A obra está parada desde 2015, depois de o Governo ter declarado a caducidade do terreno por o projecto residencial não ter sido edificado dentro do prazo estipulado. O caso do “Pearl Horizon” envolve mais de 3.000 compradores.

Os lesados pedem ao Governo para intervir de forma a recuperarem o investimento feito em apelos que têm frequente eco na Assembleia Legislativa.
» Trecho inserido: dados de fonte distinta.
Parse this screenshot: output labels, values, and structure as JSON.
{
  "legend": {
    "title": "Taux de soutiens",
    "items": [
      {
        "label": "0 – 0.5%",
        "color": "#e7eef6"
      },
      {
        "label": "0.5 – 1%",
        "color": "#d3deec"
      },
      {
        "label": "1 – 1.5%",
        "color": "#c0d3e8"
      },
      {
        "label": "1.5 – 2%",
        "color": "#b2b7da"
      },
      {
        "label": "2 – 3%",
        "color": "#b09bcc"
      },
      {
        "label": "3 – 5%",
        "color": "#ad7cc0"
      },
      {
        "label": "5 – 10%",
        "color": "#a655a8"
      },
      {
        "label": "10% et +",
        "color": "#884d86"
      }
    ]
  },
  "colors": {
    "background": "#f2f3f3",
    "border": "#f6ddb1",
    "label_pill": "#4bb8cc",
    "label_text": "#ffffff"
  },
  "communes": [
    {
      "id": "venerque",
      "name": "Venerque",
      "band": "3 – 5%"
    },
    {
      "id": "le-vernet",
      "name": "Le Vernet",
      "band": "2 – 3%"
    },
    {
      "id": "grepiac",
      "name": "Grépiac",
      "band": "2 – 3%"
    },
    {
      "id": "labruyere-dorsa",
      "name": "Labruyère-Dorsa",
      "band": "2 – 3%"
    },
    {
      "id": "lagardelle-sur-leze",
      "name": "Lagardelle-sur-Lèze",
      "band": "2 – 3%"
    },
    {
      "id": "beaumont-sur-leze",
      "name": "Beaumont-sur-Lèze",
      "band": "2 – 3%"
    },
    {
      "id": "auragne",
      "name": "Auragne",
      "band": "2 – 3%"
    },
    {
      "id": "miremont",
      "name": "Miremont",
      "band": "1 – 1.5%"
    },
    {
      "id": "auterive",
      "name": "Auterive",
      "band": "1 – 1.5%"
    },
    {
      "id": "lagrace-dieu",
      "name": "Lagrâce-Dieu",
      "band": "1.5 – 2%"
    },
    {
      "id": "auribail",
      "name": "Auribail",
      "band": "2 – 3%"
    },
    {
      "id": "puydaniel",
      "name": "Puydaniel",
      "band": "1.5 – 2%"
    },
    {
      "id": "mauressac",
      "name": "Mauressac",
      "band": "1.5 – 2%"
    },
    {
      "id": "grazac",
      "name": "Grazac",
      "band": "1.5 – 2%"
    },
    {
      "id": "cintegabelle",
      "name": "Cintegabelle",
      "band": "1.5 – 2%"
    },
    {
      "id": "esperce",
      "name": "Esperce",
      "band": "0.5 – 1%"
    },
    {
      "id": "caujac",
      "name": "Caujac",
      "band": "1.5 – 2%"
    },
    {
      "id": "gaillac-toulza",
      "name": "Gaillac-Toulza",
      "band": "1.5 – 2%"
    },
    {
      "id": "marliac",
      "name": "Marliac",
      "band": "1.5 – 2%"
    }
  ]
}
Uma das ideias propostas pelo grupo de nove deputados prevê a troca de terrenos : “O executivo deve atribuir uma área de terreno na Areia Preta para que a Polytec acabe de construir o Pearl Horizon”.

O grupo de deputados propõe que a concessão do terreno fosse dispensada de concurso público e, em contrapartida, a empresa teria de pagar uma parte do condomínio ao executivo para residências de funcionários públicos ou instalações educativas.

Outra solução apresentada pelo grupo era entregar o projecto ao banco responsável pelos empréstimos para o respectivo desenvolvimento. O banco tornar-se-ia concessionário do terreno e poderia concluir o projecto, devendo os lucros ser devolvidos ao Governo. Um grupo de 19 deputados, incluindo parte dos actuais nove, tinha já em Abril entregado uma petição ao Governo, instando-o a agir com vista à resolução do problema.

A actual proposta surge também depois de os deputados Leonel Alves e Zheng Anting terem entregado ao chefe do executivo um pedido de autorização para avançar com a revisão da Lei de Terras.

Apesar de ter entrado em vigor há três anos, a Lei de Terras tem estado envolta em controvérsia desde que o Governo avançou em força com a reversão de terrenos por estes não terem sido aproveitados dentro do prazo máximo de 25 anos. Muitas declarações de caducidade das concessões têm vindo a ser contestadas nos tribunais, com concessionários a alegarem haver casos em que a responsabilidade pelo não-aproveitamento deve ser parcial ou totalmente imputada ao executivo.